Published online by Cambridge University Press: 22 September 2009
Introduction
The islands which constitute the Kingdom of Tonga lie in three major groups (with numerous smaller islands around them) in the southwest Pacific region – southeast of Fiji and southwest of the Samoan islands – and yield a total land area of just under 700 square kilometres. Excluding the small outlying islands, the three main groups comprise the Tongatapu (southern) group; the Ha'apai (central) group; and the Vava'u (northern) group. Out of a total of around 160 islands, some 36 are inhabited and these sustain a population of about 95,000 people.

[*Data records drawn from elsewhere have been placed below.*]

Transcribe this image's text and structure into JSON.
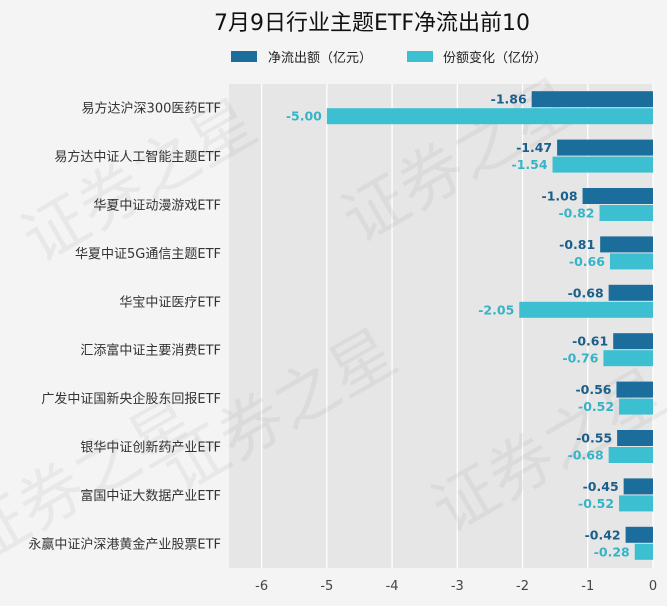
{
  "chart_data": {
    "type": "bar",
    "orientation": "horizontal",
    "title": "7月9日行业主题ETF净流出前10",
    "categories": [
      "易方达沪深300医药ETF",
      "易方达中证人工智能主题ETF",
      "华夏中证动漫游戏ETF",
      "华夏中证5G通信主题ETF",
      "华宝中证医疗ETF",
      "汇添富中证主要消费ETF",
      "广发中证国新央企股东回报ETF",
      "银华中证创新药产业ETF",
      "富国中证大数据产业ETF",
      "永赢中证沪深港黄金产业股票ETF"
    ],
    "series": [
      {
        "name": "净流出额（亿元）",
        "color": "#1b6d9c",
        "label_color": "#1b5f8a",
        "values": [
          -1.86,
          -1.47,
          -1.08,
          -0.81,
          -0.68,
          -0.61,
          -0.56,
          -0.55,
          -0.45,
          -0.42
        ],
        "labels": [
          "-1.86",
          "-1.47",
          "-1.08",
          "-0.81",
          "-0.68",
          "-0.61",
          "-0.56",
          "-0.55",
          "-0.45",
          "-0.42"
        ]
      },
      {
        "name": "份额变化（亿份）",
        "color": "#3bbfd1",
        "label_color": "#35b4c7",
        "values": [
          -5.0,
          -1.54,
          -0.82,
          -0.66,
          -2.05,
          -0.76,
          -0.52,
          -0.68,
          -0.52,
          -0.28
        ],
        "labels": [
          "-5.00",
          "-1.54",
          "-0.82",
          "-0.66",
          "-2.05",
          "-0.76",
          "-0.52",
          "-0.68",
          "-0.52",
          "-0.28"
        ]
      }
    ],
    "xlim": [
      -6.5,
      0
    ],
    "xticks": [
      -6,
      -5,
      -4,
      -3,
      -2,
      -1,
      0
    ],
    "xtick_labels": [
      "-6",
      "-5",
      "-4",
      "-3",
      "-2",
      "-1",
      "0"
    ],
    "grid": true,
    "legend_position": "top",
    "plot_background": "#e6e6e6",
    "grid_color": "#ffffff"
  },
  "watermark": "证券之星"
}
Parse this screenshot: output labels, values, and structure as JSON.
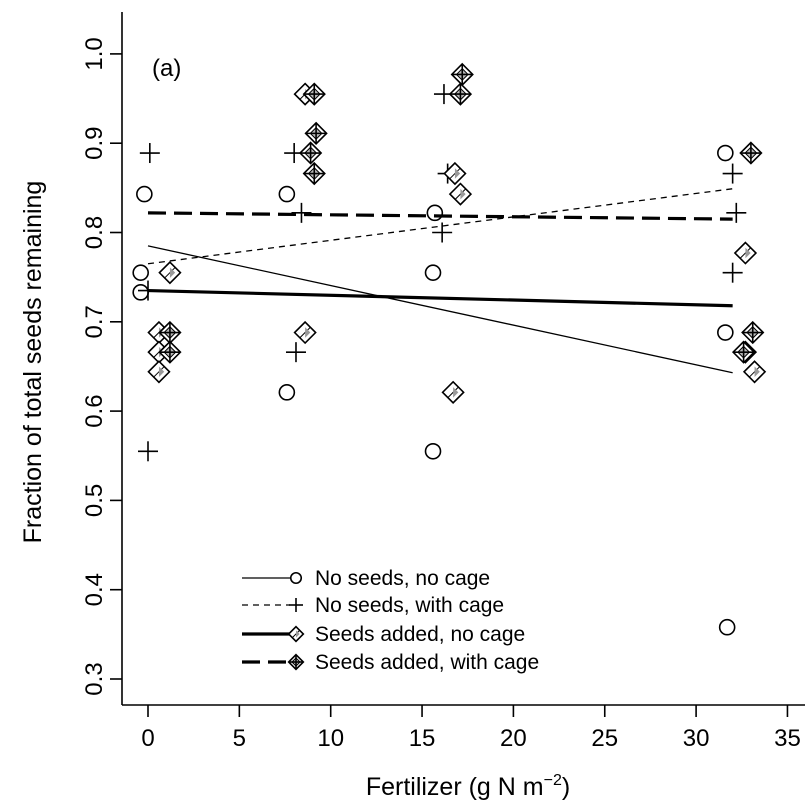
{
  "chart_data": {
    "type": "scatter",
    "panel_label": "(a)",
    "xlabel": "Fertilizer (g N m",
    "xlabel_superscript": "−2",
    "xlabel_suffix": ")",
    "ylabel": "Fraction of total seeds remaining",
    "xlim": [
      -1.5,
      36
    ],
    "ylim": [
      0.27,
      1.05
    ],
    "x_ticks": [
      0,
      5,
      10,
      15,
      20,
      25,
      30,
      35
    ],
    "y_ticks": [
      0.3,
      0.4,
      0.5,
      0.6,
      0.7,
      0.8,
      0.9,
      1.0
    ],
    "x_tick_labels": [
      "0",
      "5",
      "10",
      "15",
      "20",
      "25",
      "30",
      "35"
    ],
    "y_tick_labels": [
      "0.3",
      "0.4",
      "0.5",
      "0.6",
      "0.7",
      "0.8",
      "0.9",
      "1.0"
    ],
    "legend_position": "bottom-center",
    "series": [
      {
        "name": "No seeds, no cage",
        "marker": "circle",
        "line_style": "solid-thin",
        "points": [
          [
            -0.2,
            0.843
          ],
          [
            -0.4,
            0.755
          ],
          [
            -0.4,
            0.733
          ],
          [
            7.6,
            0.843
          ],
          [
            7.6,
            0.621
          ],
          [
            15.7,
            0.822
          ],
          [
            15.6,
            0.755
          ],
          [
            15.6,
            0.555
          ],
          [
            31.6,
            0.889
          ],
          [
            31.6,
            0.688
          ],
          [
            31.7,
            0.358
          ]
        ],
        "fit": [
          [
            0,
            0.785
          ],
          [
            32,
            0.643
          ]
        ]
      },
      {
        "name": "No seeds, with cage",
        "marker": "plus",
        "line_style": "dashed-thin",
        "points": [
          [
            0.1,
            0.889
          ],
          [
            0.0,
            0.735
          ],
          [
            0.0,
            0.555
          ],
          [
            8.0,
            0.889
          ],
          [
            8.4,
            0.822
          ],
          [
            8.1,
            0.666
          ],
          [
            16.2,
            0.955
          ],
          [
            16.4,
            0.866
          ],
          [
            16.1,
            0.8
          ],
          [
            32.0,
            0.866
          ],
          [
            32.2,
            0.822
          ],
          [
            32.0,
            0.755
          ]
        ],
        "fit": [
          [
            0,
            0.765
          ],
          [
            32,
            0.849
          ]
        ]
      },
      {
        "name": "Seeds added, no cage",
        "marker": "diamond",
        "line_style": "solid-thick",
        "points": [
          [
            0.6,
            0.688
          ],
          [
            0.6,
            0.666
          ],
          [
            0.6,
            0.644
          ],
          [
            1.2,
            0.755
          ],
          [
            8.6,
            0.955
          ],
          [
            8.6,
            0.688
          ],
          [
            16.8,
            0.866
          ],
          [
            17.1,
            0.843
          ],
          [
            16.7,
            0.621
          ],
          [
            32.7,
            0.777
          ],
          [
            32.7,
            0.666
          ],
          [
            33.2,
            0.644
          ]
        ],
        "fit": [
          [
            0,
            0.735
          ],
          [
            32,
            0.718
          ]
        ]
      },
      {
        "name": "Seeds added, with cage",
        "marker": "diamond-plus",
        "line_style": "dashed-thick",
        "points": [
          [
            1.2,
            0.688
          ],
          [
            1.2,
            0.666
          ],
          [
            9.1,
            0.955
          ],
          [
            9.2,
            0.911
          ],
          [
            8.9,
            0.889
          ],
          [
            9.1,
            0.866
          ],
          [
            17.2,
            0.977
          ],
          [
            17.1,
            0.955
          ],
          [
            33.0,
            0.889
          ],
          [
            33.1,
            0.688
          ],
          [
            32.6,
            0.666
          ]
        ],
        "fit": [
          [
            0,
            0.822
          ],
          [
            32,
            0.815
          ]
        ]
      }
    ]
  }
}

Until relatively recently the image of Tonga which struck most outside observers was one which exuded stability, contentment, and durability. The only remaining kingdom in the entire Pacific, Tonga had also been the only island country in the region to escape formal colonization during the period of European expansion in the nineteenth and twentieth centuries and was therefore spared the turbulence which has typically accompanied most moves to decolonization. It is widely accepted that Tonga's ability to remain independent had been achieved largely through the development of a unitary, centralized political system, presided over by an indigenous monarch, and which incorporated major elements of traditional sociopolitical organization. This system was entrenched through the promulgation in 1875 of a formal written constitution establishing the monarchy and a landed nobility, and codifying a set of principles and practices designed to sustain them as a ruling class.